You can still use the function prop pattern in Vue but it doesn’t make much sense when event emission is so much simpler to reason about.


I purposefully avoid Vuex until a) the state becomes large or b) deeply nested objects (which reacitivity handles poorly, as whole trees rerender) or c) when I have lots of deep nested Components with a maze of events.

This is where I've found Vuex is a life saver for reducing complexity, organizing state in a seperate area, and having a consistent interface for accessing/mutating data without a tangled web of events and functions across multiple files/layers.


Redux is at its core super simple.

Action handler gets data, does business logic stuff, sends result off to reducer that publishes the data back to the UI layer.

Online explanations of this suck.


For me, how vuex works was very very easy to visualize. State, mutations and actions are very intuitive.

On the other hand, redux's reducers are harder to visualize at the beginning. Until you learn how the reducer works, every reference to "reducer" leaves you slightly confused.

I visualized redux's better with a simple example. It helps you to see how state and reducers interact.


Long before learning of React or redux I built a similar system to do IPC between two embedded MCUs.
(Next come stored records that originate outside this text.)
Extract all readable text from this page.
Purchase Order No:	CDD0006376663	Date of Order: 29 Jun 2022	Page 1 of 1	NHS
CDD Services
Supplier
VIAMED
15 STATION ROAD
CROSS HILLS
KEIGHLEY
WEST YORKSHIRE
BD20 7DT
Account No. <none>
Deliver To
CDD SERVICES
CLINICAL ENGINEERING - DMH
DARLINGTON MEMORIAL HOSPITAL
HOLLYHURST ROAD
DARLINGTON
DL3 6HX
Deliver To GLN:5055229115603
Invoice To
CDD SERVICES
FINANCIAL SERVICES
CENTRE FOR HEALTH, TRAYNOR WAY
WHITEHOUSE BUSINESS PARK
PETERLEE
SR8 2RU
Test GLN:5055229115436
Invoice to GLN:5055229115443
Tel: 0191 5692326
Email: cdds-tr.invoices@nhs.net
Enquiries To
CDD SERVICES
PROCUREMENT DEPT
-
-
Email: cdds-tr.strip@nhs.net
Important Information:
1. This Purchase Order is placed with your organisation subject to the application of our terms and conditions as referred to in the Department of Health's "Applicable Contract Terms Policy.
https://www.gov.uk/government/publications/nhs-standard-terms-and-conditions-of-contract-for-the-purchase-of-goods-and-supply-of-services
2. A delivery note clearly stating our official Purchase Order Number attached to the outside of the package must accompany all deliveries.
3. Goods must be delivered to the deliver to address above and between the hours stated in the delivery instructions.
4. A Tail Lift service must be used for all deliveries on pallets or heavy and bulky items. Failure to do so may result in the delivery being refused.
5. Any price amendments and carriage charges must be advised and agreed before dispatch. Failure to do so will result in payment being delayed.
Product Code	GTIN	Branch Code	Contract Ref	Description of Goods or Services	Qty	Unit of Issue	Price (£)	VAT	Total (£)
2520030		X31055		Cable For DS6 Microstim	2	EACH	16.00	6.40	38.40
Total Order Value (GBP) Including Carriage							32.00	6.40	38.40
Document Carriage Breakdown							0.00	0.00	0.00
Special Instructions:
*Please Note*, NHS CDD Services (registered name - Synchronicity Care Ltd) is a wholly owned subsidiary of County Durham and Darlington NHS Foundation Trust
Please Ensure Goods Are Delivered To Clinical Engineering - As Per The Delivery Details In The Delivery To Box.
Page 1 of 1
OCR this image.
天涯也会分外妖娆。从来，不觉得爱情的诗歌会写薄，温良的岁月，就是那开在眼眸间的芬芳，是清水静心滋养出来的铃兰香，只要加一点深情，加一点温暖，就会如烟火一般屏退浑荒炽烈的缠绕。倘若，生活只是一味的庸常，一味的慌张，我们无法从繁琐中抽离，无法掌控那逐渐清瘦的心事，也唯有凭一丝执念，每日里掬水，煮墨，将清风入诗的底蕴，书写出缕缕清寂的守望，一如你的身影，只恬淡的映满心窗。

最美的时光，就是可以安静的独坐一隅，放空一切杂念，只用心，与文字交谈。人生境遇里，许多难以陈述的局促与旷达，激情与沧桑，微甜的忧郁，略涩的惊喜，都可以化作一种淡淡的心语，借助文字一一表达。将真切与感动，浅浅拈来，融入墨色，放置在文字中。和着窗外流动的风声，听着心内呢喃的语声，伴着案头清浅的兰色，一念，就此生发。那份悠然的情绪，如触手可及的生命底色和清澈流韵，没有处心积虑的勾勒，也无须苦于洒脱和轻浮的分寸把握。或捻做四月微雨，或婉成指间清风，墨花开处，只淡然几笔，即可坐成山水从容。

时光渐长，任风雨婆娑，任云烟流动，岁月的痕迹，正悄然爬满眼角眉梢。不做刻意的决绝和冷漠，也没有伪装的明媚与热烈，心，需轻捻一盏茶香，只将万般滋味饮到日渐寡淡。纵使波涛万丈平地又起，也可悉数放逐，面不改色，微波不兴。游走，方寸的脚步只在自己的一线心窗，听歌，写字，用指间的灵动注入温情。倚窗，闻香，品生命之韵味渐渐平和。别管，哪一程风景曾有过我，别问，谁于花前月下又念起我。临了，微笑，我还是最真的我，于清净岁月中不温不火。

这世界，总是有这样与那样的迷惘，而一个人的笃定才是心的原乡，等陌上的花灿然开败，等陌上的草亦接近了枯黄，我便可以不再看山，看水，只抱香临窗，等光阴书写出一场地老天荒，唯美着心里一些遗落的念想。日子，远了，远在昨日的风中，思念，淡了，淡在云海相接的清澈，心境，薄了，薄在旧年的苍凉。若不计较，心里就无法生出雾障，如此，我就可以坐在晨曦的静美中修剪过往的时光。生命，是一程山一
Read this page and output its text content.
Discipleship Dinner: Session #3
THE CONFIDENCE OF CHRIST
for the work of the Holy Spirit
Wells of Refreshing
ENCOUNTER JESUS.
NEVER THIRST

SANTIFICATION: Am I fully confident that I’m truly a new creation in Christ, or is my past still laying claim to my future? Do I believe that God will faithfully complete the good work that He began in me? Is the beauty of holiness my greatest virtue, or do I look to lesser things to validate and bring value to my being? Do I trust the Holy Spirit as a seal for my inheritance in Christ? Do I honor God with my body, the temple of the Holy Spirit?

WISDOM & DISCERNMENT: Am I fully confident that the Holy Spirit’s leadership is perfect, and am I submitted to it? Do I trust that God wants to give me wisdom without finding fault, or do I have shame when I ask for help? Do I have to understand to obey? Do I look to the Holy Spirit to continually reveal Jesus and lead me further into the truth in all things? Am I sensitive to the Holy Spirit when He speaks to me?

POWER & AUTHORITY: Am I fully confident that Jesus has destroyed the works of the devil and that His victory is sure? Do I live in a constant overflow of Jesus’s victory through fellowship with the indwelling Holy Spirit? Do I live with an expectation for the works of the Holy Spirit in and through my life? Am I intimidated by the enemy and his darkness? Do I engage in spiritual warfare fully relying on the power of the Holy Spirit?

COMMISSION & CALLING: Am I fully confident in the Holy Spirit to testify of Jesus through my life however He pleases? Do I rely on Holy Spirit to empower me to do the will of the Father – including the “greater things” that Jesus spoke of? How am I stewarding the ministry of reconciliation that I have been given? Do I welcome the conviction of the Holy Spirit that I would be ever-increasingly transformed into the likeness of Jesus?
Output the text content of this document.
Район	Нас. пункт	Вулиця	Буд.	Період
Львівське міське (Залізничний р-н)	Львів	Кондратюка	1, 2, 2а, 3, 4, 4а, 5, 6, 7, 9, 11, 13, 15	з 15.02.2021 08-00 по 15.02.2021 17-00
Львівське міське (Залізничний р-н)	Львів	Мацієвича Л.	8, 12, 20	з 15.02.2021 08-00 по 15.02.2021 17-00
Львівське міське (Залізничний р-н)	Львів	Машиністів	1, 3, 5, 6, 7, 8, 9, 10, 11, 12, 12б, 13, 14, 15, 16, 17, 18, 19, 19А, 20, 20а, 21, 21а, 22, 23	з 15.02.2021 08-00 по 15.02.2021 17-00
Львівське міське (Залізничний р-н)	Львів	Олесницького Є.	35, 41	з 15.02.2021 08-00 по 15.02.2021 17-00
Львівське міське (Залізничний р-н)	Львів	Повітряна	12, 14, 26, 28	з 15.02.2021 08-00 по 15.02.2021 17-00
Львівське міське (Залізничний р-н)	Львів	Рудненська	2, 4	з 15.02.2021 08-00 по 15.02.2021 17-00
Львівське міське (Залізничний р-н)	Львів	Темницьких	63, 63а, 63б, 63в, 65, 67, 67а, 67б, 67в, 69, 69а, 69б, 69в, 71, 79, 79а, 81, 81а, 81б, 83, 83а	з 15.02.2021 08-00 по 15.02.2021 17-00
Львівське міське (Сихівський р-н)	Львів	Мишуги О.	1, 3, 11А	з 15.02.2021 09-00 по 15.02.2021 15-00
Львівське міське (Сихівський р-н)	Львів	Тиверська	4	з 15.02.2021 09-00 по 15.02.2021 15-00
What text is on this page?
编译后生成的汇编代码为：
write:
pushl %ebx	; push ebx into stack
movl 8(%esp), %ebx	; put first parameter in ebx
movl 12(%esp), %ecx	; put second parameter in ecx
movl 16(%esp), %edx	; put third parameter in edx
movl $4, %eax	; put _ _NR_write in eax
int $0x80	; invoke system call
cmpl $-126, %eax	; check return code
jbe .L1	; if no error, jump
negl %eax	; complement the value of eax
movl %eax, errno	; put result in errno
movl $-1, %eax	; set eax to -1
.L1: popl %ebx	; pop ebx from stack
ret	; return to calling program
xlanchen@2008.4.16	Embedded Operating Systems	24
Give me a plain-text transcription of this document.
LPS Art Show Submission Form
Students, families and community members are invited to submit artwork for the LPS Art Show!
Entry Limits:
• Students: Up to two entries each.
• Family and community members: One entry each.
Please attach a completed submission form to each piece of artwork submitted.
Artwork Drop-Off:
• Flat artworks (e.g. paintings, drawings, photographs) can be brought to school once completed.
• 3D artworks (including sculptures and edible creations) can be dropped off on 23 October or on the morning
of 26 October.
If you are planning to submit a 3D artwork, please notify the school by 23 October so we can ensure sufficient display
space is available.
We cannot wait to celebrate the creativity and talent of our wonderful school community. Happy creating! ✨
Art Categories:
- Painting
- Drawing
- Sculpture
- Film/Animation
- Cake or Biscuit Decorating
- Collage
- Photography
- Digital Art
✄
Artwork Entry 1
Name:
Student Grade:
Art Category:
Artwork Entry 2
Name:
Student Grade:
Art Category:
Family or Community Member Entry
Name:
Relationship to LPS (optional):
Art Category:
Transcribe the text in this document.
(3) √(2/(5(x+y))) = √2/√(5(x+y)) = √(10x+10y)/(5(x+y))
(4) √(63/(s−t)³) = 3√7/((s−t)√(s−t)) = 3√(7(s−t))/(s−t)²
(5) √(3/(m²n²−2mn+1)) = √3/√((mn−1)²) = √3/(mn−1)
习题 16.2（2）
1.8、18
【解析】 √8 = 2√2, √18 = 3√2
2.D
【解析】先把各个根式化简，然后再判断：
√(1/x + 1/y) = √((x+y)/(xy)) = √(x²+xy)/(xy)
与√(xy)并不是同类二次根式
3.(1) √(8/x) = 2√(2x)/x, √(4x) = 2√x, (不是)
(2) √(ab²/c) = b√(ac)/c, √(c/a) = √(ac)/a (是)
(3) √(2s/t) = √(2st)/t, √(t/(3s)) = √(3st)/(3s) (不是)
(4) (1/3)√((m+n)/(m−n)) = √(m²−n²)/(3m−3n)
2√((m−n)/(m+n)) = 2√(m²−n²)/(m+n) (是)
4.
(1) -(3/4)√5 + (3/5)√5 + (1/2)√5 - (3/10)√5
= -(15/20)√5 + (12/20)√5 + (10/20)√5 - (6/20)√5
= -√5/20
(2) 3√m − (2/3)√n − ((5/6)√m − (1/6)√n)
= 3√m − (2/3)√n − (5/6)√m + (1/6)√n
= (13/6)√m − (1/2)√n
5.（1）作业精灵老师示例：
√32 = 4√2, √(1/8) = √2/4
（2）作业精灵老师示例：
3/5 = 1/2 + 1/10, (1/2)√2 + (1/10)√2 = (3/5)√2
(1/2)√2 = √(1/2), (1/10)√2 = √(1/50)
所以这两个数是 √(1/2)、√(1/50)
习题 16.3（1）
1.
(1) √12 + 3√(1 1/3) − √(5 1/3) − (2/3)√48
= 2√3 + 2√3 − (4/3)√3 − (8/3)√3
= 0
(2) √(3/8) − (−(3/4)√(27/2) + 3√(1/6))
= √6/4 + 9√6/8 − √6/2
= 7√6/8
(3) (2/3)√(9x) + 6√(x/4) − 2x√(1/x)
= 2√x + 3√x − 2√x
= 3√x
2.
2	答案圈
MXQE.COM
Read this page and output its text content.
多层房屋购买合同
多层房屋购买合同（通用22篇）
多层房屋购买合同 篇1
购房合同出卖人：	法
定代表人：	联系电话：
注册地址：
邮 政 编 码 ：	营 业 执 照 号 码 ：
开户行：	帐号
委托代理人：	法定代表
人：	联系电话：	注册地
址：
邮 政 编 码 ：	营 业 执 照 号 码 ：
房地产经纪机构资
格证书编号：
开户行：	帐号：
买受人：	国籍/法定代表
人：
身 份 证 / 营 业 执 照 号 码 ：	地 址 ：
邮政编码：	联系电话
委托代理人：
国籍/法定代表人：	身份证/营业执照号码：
All state was owned by the master MCU, slave MCU sent messages to the master requesting changes of state, the entire state for the slave CPU was then sent over with the requested changes.

Even what UI screen was shown was handled this way.

I was much more junior then, so the entire system wasn't event driven, all state was transferred every 33ms (iirc).

Redux is moderately more complex than that system, although my system was built in pure C and involved interop between C and C# running in an interpreter.


Redux is an incredibly simple idea, I have no clue why every explanation of it sucks.

The naming doesn't help.

"Reducers" is just so academic. Maybe a term like "publishers"?

Of course passing data by props instead of receiving a lambda is a bit of a different paradigm already. Takes some getting used to.


What I like about react is that it's batteries NOT INCLUDED, allowing me to choose tools best fit to the job. I think it's good that there's a healthy choice between vue and react, however!